Artwork
Napoleon in Egypt

Napoleon in Egypt is an oil painting by Jean Léon Gérôme. It dates from 1863 and is held in the collection of the Hermitage Museum.
About this work
Overview
Jean‑Léon Gérôme’s 1863 oil painting, titled *Napoleon in Egypt*, presents a panoramic view of the French military expedition into Egypt and Syria. Executed in the academic style of the mid‑nineteenth century, the work now belongs to the collection of the State Hermitage Museum in St. Petersburg.
Subject & Meaning
The canvas captures a column of French soldiers and cavalry traversing a barren desert, evoking the early phase of Napoleon’s 1798 campaign. By portraying the troops as a unified mass rather than as individuals, Gérôme emphasizes the collective force of the invading army against an expansive, indifferent landscape.
Technique & Style
Gérôme employs a warm, muted palette of ochres and siennas to convey the oppressive heat of the desert.
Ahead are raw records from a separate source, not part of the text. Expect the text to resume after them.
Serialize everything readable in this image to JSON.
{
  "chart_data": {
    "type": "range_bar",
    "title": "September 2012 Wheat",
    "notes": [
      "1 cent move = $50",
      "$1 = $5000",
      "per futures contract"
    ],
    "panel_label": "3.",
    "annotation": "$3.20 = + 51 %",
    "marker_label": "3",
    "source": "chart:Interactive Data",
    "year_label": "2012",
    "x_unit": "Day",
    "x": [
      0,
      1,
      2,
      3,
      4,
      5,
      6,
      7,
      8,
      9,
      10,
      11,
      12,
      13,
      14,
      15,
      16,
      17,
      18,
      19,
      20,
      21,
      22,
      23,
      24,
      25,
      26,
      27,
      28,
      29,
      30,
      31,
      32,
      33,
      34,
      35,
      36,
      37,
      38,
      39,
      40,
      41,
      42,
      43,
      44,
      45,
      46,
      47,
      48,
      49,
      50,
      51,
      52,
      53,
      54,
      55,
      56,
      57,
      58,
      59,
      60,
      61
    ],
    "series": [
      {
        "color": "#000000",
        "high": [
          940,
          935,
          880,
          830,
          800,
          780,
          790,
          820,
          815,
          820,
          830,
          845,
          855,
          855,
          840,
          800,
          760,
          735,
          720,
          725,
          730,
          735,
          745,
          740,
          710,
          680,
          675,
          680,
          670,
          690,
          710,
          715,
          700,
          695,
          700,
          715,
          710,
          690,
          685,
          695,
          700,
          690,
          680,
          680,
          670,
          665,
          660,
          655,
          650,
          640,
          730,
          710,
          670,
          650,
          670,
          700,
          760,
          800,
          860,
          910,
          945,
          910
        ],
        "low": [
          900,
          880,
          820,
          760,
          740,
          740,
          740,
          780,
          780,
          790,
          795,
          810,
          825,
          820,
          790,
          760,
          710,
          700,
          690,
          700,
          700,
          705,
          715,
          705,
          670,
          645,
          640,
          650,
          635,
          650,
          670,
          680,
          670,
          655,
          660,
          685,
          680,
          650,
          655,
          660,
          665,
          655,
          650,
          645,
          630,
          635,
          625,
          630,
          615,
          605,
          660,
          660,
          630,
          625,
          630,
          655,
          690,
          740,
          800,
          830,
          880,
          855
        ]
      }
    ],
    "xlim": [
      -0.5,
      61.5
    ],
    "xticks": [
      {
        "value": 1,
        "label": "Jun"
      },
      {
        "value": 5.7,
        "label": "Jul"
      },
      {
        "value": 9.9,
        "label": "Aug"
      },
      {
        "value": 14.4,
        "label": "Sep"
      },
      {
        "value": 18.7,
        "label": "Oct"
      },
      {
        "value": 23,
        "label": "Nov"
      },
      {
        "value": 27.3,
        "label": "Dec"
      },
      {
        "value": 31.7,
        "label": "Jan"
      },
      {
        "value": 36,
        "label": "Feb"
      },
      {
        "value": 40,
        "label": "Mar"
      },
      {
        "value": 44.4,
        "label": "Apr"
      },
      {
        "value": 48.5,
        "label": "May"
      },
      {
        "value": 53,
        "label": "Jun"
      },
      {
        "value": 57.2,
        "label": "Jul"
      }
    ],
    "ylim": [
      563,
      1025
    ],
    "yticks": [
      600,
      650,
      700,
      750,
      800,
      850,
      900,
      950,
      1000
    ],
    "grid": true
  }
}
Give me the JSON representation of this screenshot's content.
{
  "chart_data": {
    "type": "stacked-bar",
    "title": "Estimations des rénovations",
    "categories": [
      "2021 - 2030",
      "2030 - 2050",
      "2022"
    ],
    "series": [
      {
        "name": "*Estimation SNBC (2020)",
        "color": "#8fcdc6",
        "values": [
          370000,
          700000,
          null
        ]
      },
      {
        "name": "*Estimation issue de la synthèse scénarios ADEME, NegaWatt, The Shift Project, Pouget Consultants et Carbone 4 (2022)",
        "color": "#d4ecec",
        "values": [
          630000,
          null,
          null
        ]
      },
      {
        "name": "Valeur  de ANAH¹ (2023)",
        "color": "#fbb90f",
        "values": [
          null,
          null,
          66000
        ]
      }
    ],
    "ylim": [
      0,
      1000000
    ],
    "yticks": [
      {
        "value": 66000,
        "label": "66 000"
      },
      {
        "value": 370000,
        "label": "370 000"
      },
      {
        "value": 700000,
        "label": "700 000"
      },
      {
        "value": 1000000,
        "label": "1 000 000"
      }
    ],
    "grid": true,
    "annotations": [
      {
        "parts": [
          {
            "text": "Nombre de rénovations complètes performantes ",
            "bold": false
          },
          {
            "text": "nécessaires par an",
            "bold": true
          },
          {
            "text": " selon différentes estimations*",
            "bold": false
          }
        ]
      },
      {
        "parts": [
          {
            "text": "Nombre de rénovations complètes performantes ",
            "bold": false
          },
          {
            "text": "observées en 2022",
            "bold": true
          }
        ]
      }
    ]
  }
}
Soft atmospheric perspective renders distant riders and camels as hazy silhouettes, while the foreground figures are rendered with tighter brushwork, highlighting the contrast between immediacy and distance.
History & Provenance
Completed in 1863, the painting reflects contemporary French interest in the Egyptian campaign, a subject often revisited in nineteenth‑century historical art. It entered the State Hermitage Museum’s holdings in the early twentieth century, where it remains on display as part of the museum’s European paintings collection.
Context
The work belongs to a broader trend of Orientalist painting that romanticized North African and Middle Eastern settings for European audiences. Gérôme, a leading figure in this movement, combined meticulous archaeological research with dramatic composition to satisfy both scholarly and popular appetites for exotic history.
Artist & collection
Artist
Jean-Léon Gérôme was a French painter and sculptor in the style now known as academicism.